Queries
Create PyTorch Datasets from Chalk Datasets
Chalk Datasets expose the following methods, which create PyTorch datasets from the Chalk dataset’s contents.
Dataset.create_torch_map_dataset(...), which creates a
map-based PyTorch dataset.
Dataset.create_torch_iter_dataset(...), which creates an
iterable Pytorch dataset.
These functions can be used to integrate the results of your Chalk query directly with your PyTorch workflows. Check out the MNIST Dataset Example for example code that can do this.
These functions will create datasets that return values in pydict format: {"column_name": torch_tensor}. These column
names will by default be the column names of the dataset, but can be mapped by specifying the columns= kwarg in the
above function calls.
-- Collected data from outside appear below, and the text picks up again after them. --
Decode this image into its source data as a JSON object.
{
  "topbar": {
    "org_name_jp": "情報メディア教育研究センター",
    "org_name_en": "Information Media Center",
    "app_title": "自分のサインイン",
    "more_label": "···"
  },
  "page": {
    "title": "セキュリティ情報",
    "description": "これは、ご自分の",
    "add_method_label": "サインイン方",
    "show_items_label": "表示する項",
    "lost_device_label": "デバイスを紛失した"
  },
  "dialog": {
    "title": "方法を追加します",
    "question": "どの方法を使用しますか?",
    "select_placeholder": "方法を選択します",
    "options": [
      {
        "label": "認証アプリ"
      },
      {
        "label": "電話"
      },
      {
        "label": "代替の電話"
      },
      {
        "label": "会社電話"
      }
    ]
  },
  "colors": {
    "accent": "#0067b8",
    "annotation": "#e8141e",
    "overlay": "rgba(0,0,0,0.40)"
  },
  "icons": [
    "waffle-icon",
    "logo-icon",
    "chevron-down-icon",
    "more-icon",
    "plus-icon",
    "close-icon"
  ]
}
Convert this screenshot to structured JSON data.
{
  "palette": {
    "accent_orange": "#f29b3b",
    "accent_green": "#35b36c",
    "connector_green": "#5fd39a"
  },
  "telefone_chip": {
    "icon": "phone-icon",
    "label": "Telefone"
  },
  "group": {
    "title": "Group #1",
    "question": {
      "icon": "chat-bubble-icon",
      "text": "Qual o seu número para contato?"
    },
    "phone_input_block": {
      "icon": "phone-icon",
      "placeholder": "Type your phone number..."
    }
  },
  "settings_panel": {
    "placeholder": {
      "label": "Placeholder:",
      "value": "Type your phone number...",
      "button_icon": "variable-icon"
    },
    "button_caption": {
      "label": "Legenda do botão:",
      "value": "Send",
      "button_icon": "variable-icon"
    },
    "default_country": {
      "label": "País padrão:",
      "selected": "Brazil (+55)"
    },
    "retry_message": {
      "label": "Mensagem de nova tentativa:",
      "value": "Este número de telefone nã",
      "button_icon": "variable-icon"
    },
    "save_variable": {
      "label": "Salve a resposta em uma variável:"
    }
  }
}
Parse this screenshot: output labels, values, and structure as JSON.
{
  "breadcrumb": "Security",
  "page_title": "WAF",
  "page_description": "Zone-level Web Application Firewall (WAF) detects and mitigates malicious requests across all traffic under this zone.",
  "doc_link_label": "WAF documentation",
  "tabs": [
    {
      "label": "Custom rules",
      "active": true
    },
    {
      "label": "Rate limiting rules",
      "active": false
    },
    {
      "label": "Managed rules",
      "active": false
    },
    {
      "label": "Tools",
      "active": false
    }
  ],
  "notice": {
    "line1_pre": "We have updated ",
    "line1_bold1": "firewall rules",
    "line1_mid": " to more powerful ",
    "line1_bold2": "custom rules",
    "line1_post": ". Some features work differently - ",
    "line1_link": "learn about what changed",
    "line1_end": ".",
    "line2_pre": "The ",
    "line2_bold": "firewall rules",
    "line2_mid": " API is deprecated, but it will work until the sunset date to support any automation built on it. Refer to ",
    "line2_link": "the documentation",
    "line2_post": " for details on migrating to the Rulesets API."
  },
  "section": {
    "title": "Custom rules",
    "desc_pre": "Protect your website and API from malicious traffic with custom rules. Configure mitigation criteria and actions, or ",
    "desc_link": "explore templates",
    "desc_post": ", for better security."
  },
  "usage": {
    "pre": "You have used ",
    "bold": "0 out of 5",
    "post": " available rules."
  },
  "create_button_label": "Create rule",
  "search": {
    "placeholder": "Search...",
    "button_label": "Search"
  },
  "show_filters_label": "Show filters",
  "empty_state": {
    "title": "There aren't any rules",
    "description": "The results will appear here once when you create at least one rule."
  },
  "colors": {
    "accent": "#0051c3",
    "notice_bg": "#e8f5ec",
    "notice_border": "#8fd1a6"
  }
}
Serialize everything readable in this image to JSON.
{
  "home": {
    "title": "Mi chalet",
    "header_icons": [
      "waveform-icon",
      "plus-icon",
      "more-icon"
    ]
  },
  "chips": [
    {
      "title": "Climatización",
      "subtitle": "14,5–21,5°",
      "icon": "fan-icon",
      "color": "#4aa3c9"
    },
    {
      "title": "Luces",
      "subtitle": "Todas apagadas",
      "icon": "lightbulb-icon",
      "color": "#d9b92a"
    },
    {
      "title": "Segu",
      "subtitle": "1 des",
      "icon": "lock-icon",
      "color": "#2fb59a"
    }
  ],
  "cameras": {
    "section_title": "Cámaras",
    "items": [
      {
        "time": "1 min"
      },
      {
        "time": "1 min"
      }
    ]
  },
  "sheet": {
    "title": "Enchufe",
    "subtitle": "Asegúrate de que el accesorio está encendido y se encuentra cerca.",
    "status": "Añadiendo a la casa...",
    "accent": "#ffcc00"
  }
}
Note that when using a data loader with a batch_size >= 1, each batch when iterating over the
data loader will give a mapping from column names to tensors of size batch_size.
In PyTorch, the map-based torch.utils.data.Dataset
and iterable torch.utils.data.IterableDataset
are the two different types of datasets that can be used in DataLoaders.
Map-based datasets are optimized for random access on any given row. In Chalk, Dataset.create_torch_map_dataset(...)
will materialize the entire dataset upon the underlying operation’s completion. However, if you do not need random
access on your dataset, it may be more appropriate to use Dataset.create_torch_iter_dataset(...), which will
only materialize one row group of the Chalk dataset at a time by default.